Stretched out full length beside him was Trey McIntyre, the man who had been his spotter from the time he joined the team. By now the two of them were so much in sync, they could almost communicate telepathically. Trey was motionless, staring through his field glasses at the small settlement below. It was little more than a collection of tents, with camels and donkeys staked out under a canvas ceiling. Their target was a tribal leader who had proven connections with a radical Muslim group and who made money stealing guns from the American military and selling them to other tribes.

The intel had reached them that the leader would be visiting this outpost and would be more exposed than at any other time. This would be the most optimum time to take him out before he could do any more damage. With their commander they'd plotted the mission very carefully, trying to cover every angle.

They'd been here all this time waiting for their target to show himself. The intel had informed them they had a three-day window, but that time would run out pretty soon. The Apache gunship that had dropped them off wouldn't hang around beyond the target date. Too dangerous. Even now they all hoped the pilot had managed to find a place out of sight, maybe in one of the many desolate canyons.

Their four-man team had been dropped into place more than a mile away from where they now waited, the place where the helo would pick them up when their mission was completed. Getting more than one team in there—even a full team of their own—would be impractical. The more people you dropped into a hot spot, the greater the chance of discovery. Lean and mean, as Slade always said.

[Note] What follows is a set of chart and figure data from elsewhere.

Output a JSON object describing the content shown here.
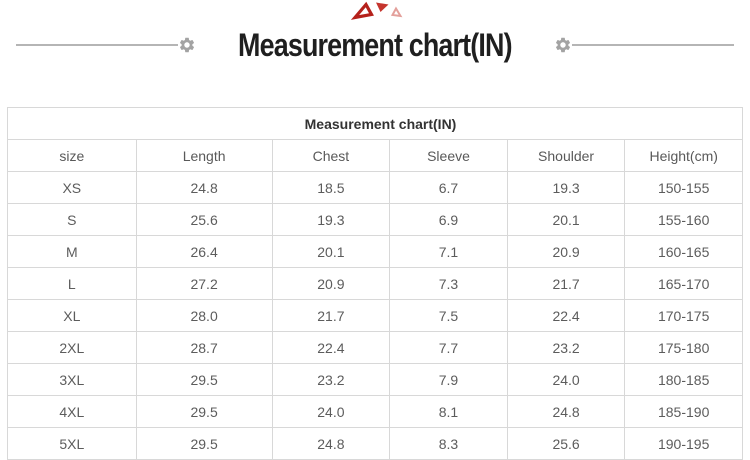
{
  "header": {
    "title": "Measurement chart(IN)",
    "decorations": {
      "triangle_dark": "#b5211b",
      "triangle_mid": "#c5352e",
      "triangle_light": "#e3a09b",
      "line_color": "#b5b5b5",
      "gear_color": "#a3a3a3"
    }
  },
  "chart_data": {
    "type": "table",
    "title": "Measurement chart(IN)",
    "columns": [
      "size",
      "Length",
      "Chest",
      "Sleeve",
      "Shoulder",
      "Height(cm)"
    ],
    "rows": [
      [
        "XS",
        "24.8",
        "18.5",
        "6.7",
        "19.3",
        "150-155"
      ],
      [
        "S",
        "25.6",
        "19.3",
        "6.9",
        "20.1",
        "155-160"
      ],
      [
        "M",
        "26.4",
        "20.1",
        "7.1",
        "20.9",
        "160-165"
      ],
      [
        "L",
        "27.2",
        "20.9",
        "7.3",
        "21.7",
        "165-170"
      ],
      [
        "XL",
        "28.0",
        "21.7",
        "7.5",
        "22.4",
        "170-175"
      ],
      [
        "2XL",
        "28.7",
        "22.4",
        "7.7",
        "23.2",
        "175-180"
      ],
      [
        "3XL",
        "29.5",
        "23.2",
        "7.9",
        "24.0",
        "180-185"
      ],
      [
        "4XL",
        "29.5",
        "24.0",
        "8.1",
        "24.8",
        "185-190"
      ],
      [
        "5XL",
        "29.5",
        "24.8",
        "8.3",
        "25.6",
        "190-195"
      ]
    ],
    "column_widths_pct": [
      17.5,
      18.5,
      16,
      16,
      16,
      16
    ],
    "units_note": "IN"
  }
}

Beau was happy they had found this little notch to conceal themselves. Slade and their recon expert, Marc Blanchard, were stationed behind them, scoping out the area. Covering their backs.

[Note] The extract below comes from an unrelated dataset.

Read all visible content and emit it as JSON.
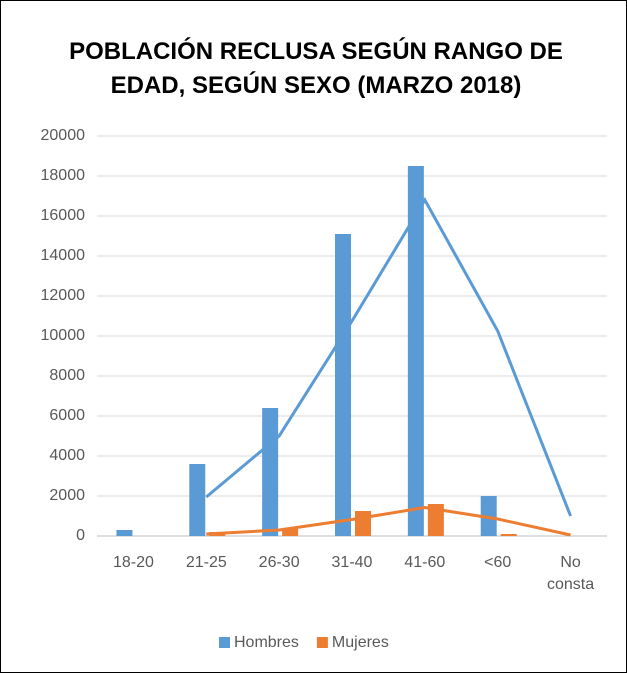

Most people looking at Beau Williams when he was not in mission mode would have dismissed him as a 'surfer dude,' and often did. But he was one of the most highly trained snipers in Delta Force, totally focused on every mission and with a growing kill book. Now, lying on the rocky ground, his ears were tuned to every sound, his hands lovingly cradling his extremely effective .50 caliber Heckler&Koch SG1. The lightweight, highly efficient semi-automatic sniper rifle had deadly accuracy and a large magazine capacity. Its silent bolt-closing device made it ideal when absolute silence was required, as it was with nearly all of their missions.

They had been in this spot for two days, subsisting on energy bars and bottled water and using those sparingly. It wasn't as if they could run into the local Walmart to replenish their supplies. They had taken turns standing watch, napping lightly, something they'd been well trained to do, watching for signals of the arrival of their target. But the monotony of the activity below them hadn't changed. The men in the camp rose early, gathered in the central area of the yard for prayers, prepared their breakfast over a central campfire and ate as if they had nothing else to do. Which, Beau thought, seemed to be pretty much what their activity was for the rest of the day. At sundown they prayed again, ate dinner and retired to their tents.